North Korea is currently the most hostile nation on earth for Christians to live in, with many being tortured and executed for their faith. “If Christians are discovered, they are deported to labor camps as political criminals or killed on the spot; their families share their fate,” according to Open Doors. “Meeting for worship is almost impossible, so is done in utmost secrecy. The churches shown to visitors in Pyongyang serve mere propaganda purposes.” When Pope Francis visited South Korea back in 2014, some 800,000 people attended a mass in Seoul during which the Pontiff pushed for the reunification of the two Koreas.

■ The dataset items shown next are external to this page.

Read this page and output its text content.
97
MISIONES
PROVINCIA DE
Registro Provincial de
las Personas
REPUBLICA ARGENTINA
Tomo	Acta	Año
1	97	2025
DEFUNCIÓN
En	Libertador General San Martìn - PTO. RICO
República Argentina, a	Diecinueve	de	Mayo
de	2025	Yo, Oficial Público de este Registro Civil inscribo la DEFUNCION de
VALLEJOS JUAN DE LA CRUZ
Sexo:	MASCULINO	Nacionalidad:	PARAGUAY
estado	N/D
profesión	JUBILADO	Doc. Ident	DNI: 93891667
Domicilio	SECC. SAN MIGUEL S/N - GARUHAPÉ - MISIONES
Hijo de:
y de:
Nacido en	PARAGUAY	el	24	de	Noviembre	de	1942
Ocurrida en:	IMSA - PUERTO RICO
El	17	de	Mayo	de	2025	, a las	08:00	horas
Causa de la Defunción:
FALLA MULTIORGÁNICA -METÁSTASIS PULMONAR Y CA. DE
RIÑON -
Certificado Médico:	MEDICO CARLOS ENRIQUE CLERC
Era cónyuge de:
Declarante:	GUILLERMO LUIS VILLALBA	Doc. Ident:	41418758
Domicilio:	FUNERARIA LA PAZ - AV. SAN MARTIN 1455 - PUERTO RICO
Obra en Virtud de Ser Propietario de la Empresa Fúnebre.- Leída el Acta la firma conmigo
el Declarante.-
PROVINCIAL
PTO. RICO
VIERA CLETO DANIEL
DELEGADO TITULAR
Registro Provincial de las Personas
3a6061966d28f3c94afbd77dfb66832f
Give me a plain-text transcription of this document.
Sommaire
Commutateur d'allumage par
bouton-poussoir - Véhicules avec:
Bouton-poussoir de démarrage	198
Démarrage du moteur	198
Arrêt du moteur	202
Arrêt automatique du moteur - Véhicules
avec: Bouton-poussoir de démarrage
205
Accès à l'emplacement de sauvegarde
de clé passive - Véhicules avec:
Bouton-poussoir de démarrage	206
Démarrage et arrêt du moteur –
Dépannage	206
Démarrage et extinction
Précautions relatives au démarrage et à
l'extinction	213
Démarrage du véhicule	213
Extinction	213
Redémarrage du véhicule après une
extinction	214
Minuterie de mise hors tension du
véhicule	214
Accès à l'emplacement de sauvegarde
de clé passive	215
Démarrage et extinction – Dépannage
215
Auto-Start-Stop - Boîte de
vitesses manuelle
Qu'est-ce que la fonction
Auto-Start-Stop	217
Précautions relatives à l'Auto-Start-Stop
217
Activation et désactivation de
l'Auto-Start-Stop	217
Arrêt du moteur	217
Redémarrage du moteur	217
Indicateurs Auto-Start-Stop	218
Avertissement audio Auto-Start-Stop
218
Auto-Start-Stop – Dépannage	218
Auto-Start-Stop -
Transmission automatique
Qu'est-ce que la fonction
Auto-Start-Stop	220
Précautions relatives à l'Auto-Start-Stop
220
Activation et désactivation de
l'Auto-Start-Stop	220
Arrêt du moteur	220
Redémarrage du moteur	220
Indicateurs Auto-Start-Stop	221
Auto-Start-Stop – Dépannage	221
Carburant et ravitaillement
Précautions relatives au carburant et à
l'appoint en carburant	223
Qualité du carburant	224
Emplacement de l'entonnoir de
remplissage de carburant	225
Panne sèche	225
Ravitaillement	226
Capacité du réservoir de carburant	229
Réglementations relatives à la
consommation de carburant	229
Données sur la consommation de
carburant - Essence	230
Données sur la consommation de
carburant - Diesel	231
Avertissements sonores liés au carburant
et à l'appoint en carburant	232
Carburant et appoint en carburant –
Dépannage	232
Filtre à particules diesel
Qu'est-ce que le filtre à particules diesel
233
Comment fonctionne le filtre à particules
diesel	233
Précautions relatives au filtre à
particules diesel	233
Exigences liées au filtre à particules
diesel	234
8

At the time of that visit, a request asking the North Korea state-run Korean Catholic Association to send a delegation for the Papal visit was quickly declined. The association did not object to the Pope’s visit, but instead took issue with a “joint U.S.-South Korean military exercise that started the very day of the reconciliation Mass.” The landmark invite comes after a period of warming relations between North and South Korea which culminated in a historic summit that took place earlier this year. In June, President Trump and Kim Jong-un met in Singapore for the first ever meeting between a sitting US president and the leader of North Korea.